Quedaba aun el fin de fiesta. La aparición del autómata Pignarelle, «descendiente del monstruo de Frankenstein», anunciada en la invitación. Todos nos estremecemos. Placer y dolor, eros y tánatos. Qué habría de esperarnos.
Nada. Es la última broma. No hay seres animados con ciencia y magia, no hay nietos de monstruos, no hay amenazas más allá de las que nos brinda nuestra propia mente. Los surrealistas se ríen. Lo han vuelto a hacer.
El día después
Cuando buena parte de tu argumentario (no todo, pero sí buena parte) se basa en la provocación el peligro es evidente. Una noche eres The Clash y a la mañana siguiente te levantas convertido en Taburete. O lo que toque en ese momento, vaya.
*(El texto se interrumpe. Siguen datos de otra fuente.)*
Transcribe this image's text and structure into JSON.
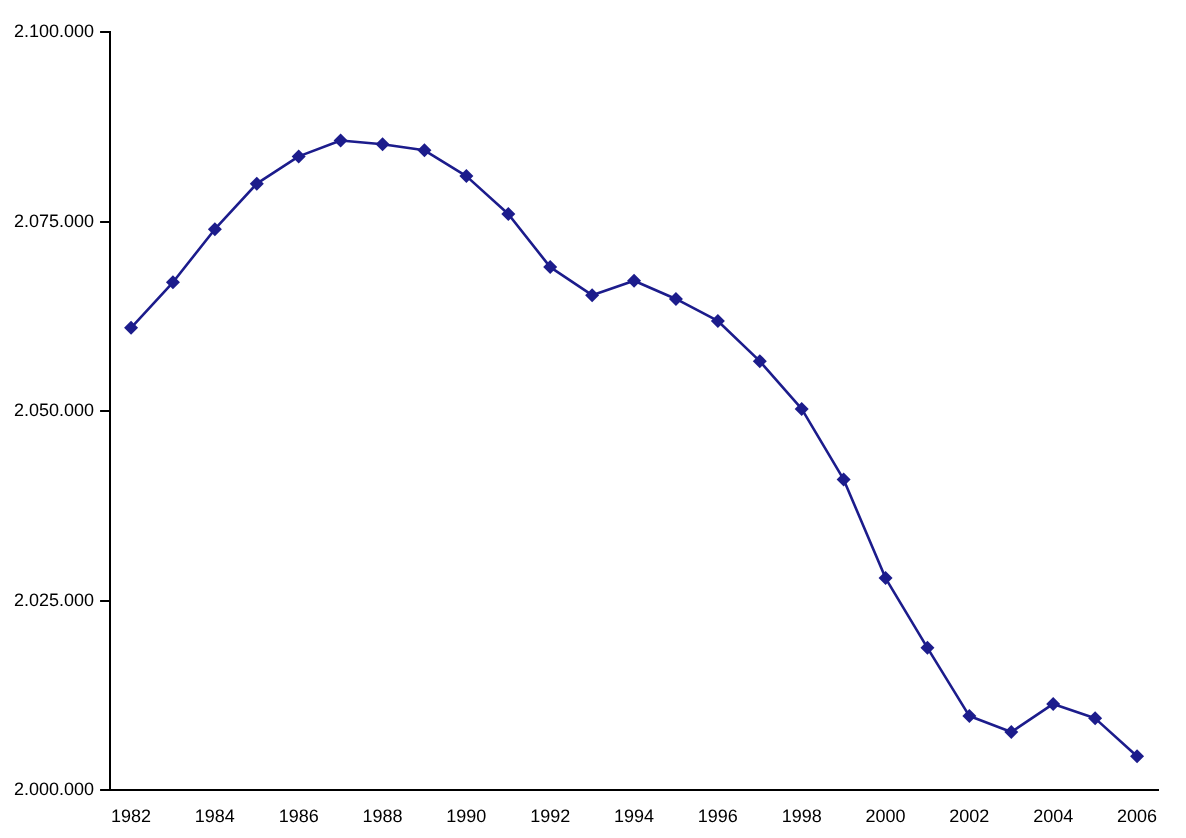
{
  "chart_data": {
    "type": "line",
    "categories": [
      "1982",
      null,
      "1984",
      null,
      "1986",
      null,
      "1988",
      null,
      "1990",
      null,
      "1992",
      null,
      "1994",
      null,
      "1996",
      null,
      "1998",
      null,
      "2000",
      null,
      "2002",
      null,
      "2004",
      null,
      "2006"
    ],
    "series": [
      {
        "color": "#1c1c8c",
        "values": [
          2061000,
          2067000,
          2074000,
          2080000,
          2083600,
          2085700,
          2085200,
          2084400,
          2081000,
          2076000,
          2069000,
          2065300,
          2067200,
          2064800,
          2061900,
          2056600,
          2050300,
          2041000,
          2028000,
          2018800,
          2009800,
          2007700,
          2011400,
          2009500,
          2004500
        ]
      }
    ],
    "ylim": [
      2000000,
      2100000
    ],
    "yticks": [
      {
        "value": 2000000,
        "label": "2.000.000"
      },
      {
        "value": 2025000,
        "label": "2.025.000"
      },
      {
        "value": 2050000,
        "label": "2.050.000"
      },
      {
        "value": 2075000,
        "label": "2.075.000"
      },
      {
        "value": 2100000,
        "label": "2.100.000"
      }
    ],
    "grid": false,
    "legend": false,
    "marker": "diamond",
    "line_style": "solid"
  }
}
Y eso es lo que les ocurrió a los surrealistas.
La Exposition Internationale du Surréalisme fue vapuleada por la prensa de su época. Lo mejor que dijeron es que resultaba bastante divertida, aunque naíf. De ahí en adelante, las barbaridades que ustedes quieran poner. Decadente, sin talento, extranjerizante, vacua. Todos estos adjetivos se repetían aquí y allá. Y eso en los sitios donde se preocupaban de la muestra, porque la misma pasó de puntillas por buena parte de la sociedad de su época. En fin, que fue un (pequeño) fracaso. Porque epatar mola, pero si vendes cuadros mucho mejor, ¿no?
La exposición se movió después, con leves variaciones, a Ámsterdam y La Haya. Pero sacarla de su lugar de origen no hizo sino que perdiera parte de su profundo potencial simbólico. Algo parecido les acabó ocurriendo a los surrealistas. Estaba muy bien eso de escandalizar en los años treinta. Los maniquíes, las máscaras, los caracoles. Muy transgresor, sí. Pero en su tiempo. Diez años más tarde todo aquello parecían fanfarronadas de un adolescente malhumorado. Después de la Segunda Guerra Mundial el mundo de los surrealistas, el de los sueños y las pesadillas, se había difuminado. Perdidos los unos, reproducidas en fotografías las otras. Tras Auschwitz resultaba inofensivo el intentar ofender a la sociedad con una taza recubierta de pelo. Algunos lo consideraban incluso inmoral. Por eso el surrealismo se quedó allí, en ese París de exposiciones y J´Attendrai. Hubo mas tarde otras muestras universales del movimiento (en 1947, por ejemplo) y Dalí continuó haciéndose rico con sus fantochadas, pero ya nada era igual. Algo se nos había roto por dentro. Quedaban solo recuerdos. Sensaciones.
Ninguna certeza.
Solo sensaciones.
La calidez húmeda de la gruta. Los caracoles reptando por el rostro de la burguesía. Maniquíes y piernas. Y risas, muchas risas.
Es inquietante ese epígrafe que comienza con… “Estamos en Paris. Año 1938…(y más adelante sigue con)… así que disfrutemos. Acompáñenos, lector…” Valiosa divulgación. Gracias.